Although the Bayesian method provides an attractive approach for analyzing climate change, it is subject to some criticism. First, the idea of subjective judgments of prior probabilities, which influence the inferences drawn from models, is not accepted by many scientists. Critics of the Bayesian method argue that subjectivity prevents observers from viewing data objectively, so inferences should be based on observed data alone. Another problem is that people do not actually think like Bayesians. There is ample empirical evidence that people fail to update their prior beliefs using Bayes’ law and that they act differently from the assumptions of Bayesian analysis would predict. It should be noted that there are alternative approaches to the Bayesian method to analyze uncertainty involving climate change, such as fuzzy set theory.
Bibliography
Bolstad, William M. Introduction to Bayesian Statistics. Hoboken, N.J.: John Wiley & Sons, 2007.

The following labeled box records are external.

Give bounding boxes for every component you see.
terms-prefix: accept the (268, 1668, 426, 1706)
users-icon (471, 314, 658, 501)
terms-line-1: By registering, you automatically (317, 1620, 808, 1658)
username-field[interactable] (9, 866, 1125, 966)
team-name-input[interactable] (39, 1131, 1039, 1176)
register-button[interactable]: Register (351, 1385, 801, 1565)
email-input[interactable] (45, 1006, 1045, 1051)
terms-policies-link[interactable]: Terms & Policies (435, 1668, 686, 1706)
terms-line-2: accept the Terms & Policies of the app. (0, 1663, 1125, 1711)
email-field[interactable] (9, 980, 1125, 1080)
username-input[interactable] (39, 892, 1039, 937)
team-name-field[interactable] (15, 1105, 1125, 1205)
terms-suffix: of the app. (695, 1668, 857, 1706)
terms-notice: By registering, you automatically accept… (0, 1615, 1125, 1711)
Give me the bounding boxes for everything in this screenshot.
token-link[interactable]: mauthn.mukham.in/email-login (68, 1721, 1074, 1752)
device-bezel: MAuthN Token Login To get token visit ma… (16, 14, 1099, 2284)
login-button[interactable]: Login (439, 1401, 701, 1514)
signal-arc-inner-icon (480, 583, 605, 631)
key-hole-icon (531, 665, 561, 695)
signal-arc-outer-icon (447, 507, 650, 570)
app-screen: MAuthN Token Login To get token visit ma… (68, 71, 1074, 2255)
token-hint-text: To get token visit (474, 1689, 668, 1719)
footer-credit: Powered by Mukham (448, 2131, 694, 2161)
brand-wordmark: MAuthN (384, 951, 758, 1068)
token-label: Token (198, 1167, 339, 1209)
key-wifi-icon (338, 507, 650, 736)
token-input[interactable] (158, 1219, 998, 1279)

Gelman, Andrew, et al. Bayesian Data Analysis. New York: Chapman & Hall, 2004.
Hobbs, Benjamin F. “Bayesian Methods for Analyzing Climate Change and Water Resource Uncertainties.” Journal of Environmental Management 49, no. 1 (January 1997): 53-72.
Massoud, Elias C., et al. "Bayesian Weighting of Climate Models Based on Climate Sensitivity." Communications Earth & the Environment, vol. 4, no. 364, 20 Oct. 2023, doi.org/10.1038/s43247-023-01009-8. Accessed 26 Dec. 2024.